Unilever shared its second-quarter earnings with investors on Thursday, with year-over-year growth of 1.9 percent, below analysts media expectations of 2.2 percent. Unilever highlighted a trucking strike in Latin America—which accounts for 15 percent of Unilever sales—as the primary reason for the sluggish results. In the positive, sales grew four percent in emerging markets, including China.
The earnings call, led by chief executive officer Paul Polman and chief financial officer Graeme Pitkethly, notably opened the investor presentation with an image of Ben & Jerry’s employees participating in Pride Month. Ben & Jerry’s, owned by Unilever, has vocally supported marriage equality for over 35 years.
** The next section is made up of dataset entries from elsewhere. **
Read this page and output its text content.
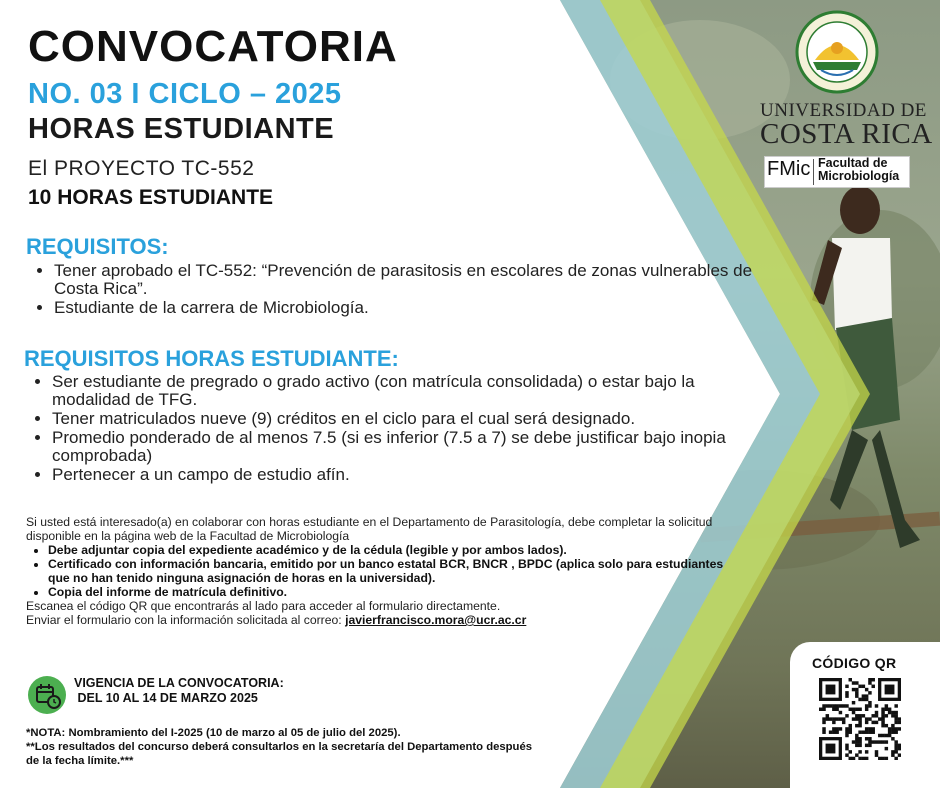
CONVOCATORIA
NO. 03 I CICLO – 2025
HORAS ESTUDIANTE
El PROYECTO TC-552
10 HORAS ESTUDIANTE
REQUISITOS:
• Tener aprobado el TC-552: “Prevención de parasitosis en escolares de zonas vulnerables de Costa Rica”.
• Estudiante de la carrera de Microbiología.
REQUISITOS HORAS ESTUDIANTE:
• Ser estudiante de pregrado o grado activo (con matrícula consolidada) o estar bajo la modalidad de TFG.
• Tener matriculados nueve (9) créditos en el ciclo para el cual será designado.
• Promedio ponderado de al menos 7.5 (si es inferior (7.5 a 7) se debe justificar bajo inopia comprobada)
• Pertenecer a un campo de estudio afín.

Si usted está interesado(a) en colaborar con horas estudiante en el Departamento de Parasitología, debe completar la solicitud disponible en la página web de la Facultad de Microbiología

• Debe adjuntar copia del expediente académico y de la cédula (legible y por ambos lados).
• Certificado con información bancaria, emitido por un banco estatal BCR, BNCR , BPDC (aplica solo para estudiantes que no han tenido ninguna asignación de horas en la universidad).
• Copia del informe de matrícula definitivo.

Escanea el código QR que encontrarás al lado para acceder al formulario directamente.

Enviar el formulario con la información solicitada al correo: javierfrancisco.mora@ucr.ac.cr

VIGENCIA DE LA CONVOCATORIA:
DEL 10 AL 14 DE MARZO 2025

*NOTA: Nombramiento del I-2025 (10 de marzo al 05 de julio del 2025).

**Los resultados del concurso deberá consultarlos en la secretaría del Departamento después de la fecha límite.***

UNIVERSIDAD DE
COSTA RICA
FMic Facultad de
Microbiología
CÓDIGO QR
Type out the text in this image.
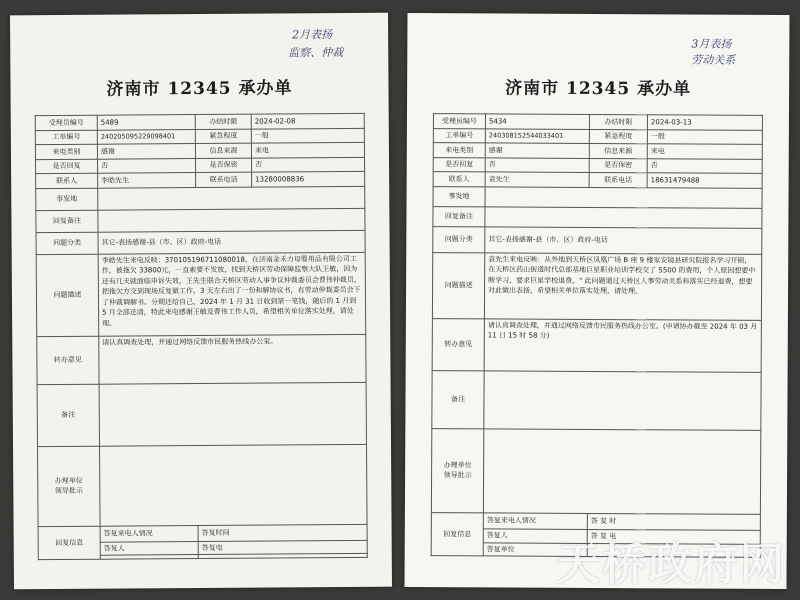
2月表扬
监察、仲裁
济南市 12345 承办单
受理员编号	5489	办结时限	2024-02-08
工单编号	2402050952290984​01	紧急程度	一般
来电类别	感谢	信息来源	来电
是否回复	否	是否保密	否
联系人	李皓先生	联系电话	13280008836
事发地			
回复备注			
问题分类	其它-表扬感谢-县（市、区）政府-电话		
问题描述	李皓先生来电反映：370105196711080018，在济南金禾力母婴用品有限公司工作，被拖欠 33800元，一直索要不发放，找到天桥区劳动保障监察大队王敏，因为还有几天就面临申诉失效，王先生联合天桥区劳动人事争议仲裁委员会曹伟仲裁员，把拖欠方交到现场反复做工作，3 天左右出了一份和解协议书，有劳动仲裁委员会下了仲裁调解书。分期还给自己，2024 年 1 月 31 日收到第一笔钱，随后的 1 月到 5 月全部还清，特此来电感谢王敏及曹伟工作人员，希望相关单位落实处理，请处理。		
转办意见	请认真调查处理，并通过网络反馈市民服务热线办公室。		
备注			
办理单位
领导批示			
回复信息	答复来电人情况	答复时间	
	答复人	答复电	

3月表扬
劳动关系
济南市 12345 承办单
受理员编号	5434	办结时限	2024-03-13
工单编号	240308152544033401	紧急程度	一般
来电类别	感谢	信息来源	来电
是否回复	否	是否保密	否
联系人	袁先生	联系电话	18631479488
事发地			
回复备注			
问题分类	其它-表扬感谢-县（市、区）政府-电话		
问题描述	袁先生来电反映：从外地到天桥区凤凰广场 B 座 9 楼家安镜县研究院报名学习开锁，在天桥区药山街道时代总部基地巨星职业培训学校交了 5500 的费用，个人原因想要中断学习，要求巨星学校退费，" 此问题通过天桥区人事劳动关系科落实已经退费，想要对此做出表扬，希望相关单位落实处理，请处理。		
转办意见	请认真调查处理，并通过网络反馈市民服务热线办公室。(申请协办截至 2024 年 03 月 11 日 15 时 58 分)		
备注			
办理单位
领导批示			
回复信息	答复来电人情况	答 复 时	
	答复人	答 复 电	
	答复单位		天桥政府网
Unilever’s portfolio spans across food, home and healthcare industries including Dove, Dollar Shave Club and Lipton. As one of the world’s largest advertisers, the global brand isn’t shy about its $9.3 billion annual marketing budget and has publicly taken a stand against ad sellers—especially social media giants—for failing to provide a safe environment for brands.
During the Interactive Advertising Bureau conference, Keith Weed challenged social media giants to “collectively rebuild trust back into our systems and our society.” 2018, he said, would be the year when social media must win Unilever’s trust back.
Unilever reiterated its embrace of digital in the call, outlining the importance of using data and AI to guide the company’s marketing—also mentioning the company’s use of chatbots and virtual assistants to interact with customers. Polman said the company has grown ecommerce to between 60 percent to 70 percent, “well ever the 30 percent to 40 percent rate that the trend is growing.” Earlier in the week, Unilever joined a pilot program for Blis, a blockchain service designed to add transparency for marketers and data providers.
Sometimes if you want something done right, you have to do it yourself. Unilever took more of its ad work in-house last year, saving about 30 percent on agency fees and reducing the cost of its external agencies. However, in Q2 2018 the presentation noted that “brand and marketing investment was up 20 basis points [or .2 percent]. Compared to the prior year, we stepped up the absolute level of brand and marketing investment, focused on media investment while continuing to drive efficiencies in advertising production.”
In addition to the Ben & Jerry’s Pride Month imagery, the global brand used this year’s Cannes Lions Festival of Creativity to ramp up inclusion efforts through the Unstereotype Alliance. The initiative is coming together of powerful consumer brands who, in their own words, “seek to eradicate harmful gender-based stereotypes.” Unilever has been a large proponent of diverse and inclusive work environments and continues to highlight those causes in much of its product’s marketing as well.
“In all our launches, purpose is becoming more important,” said Polman. “If you look at plastics, consumers led that. You would be stupid to not be a forerunner.”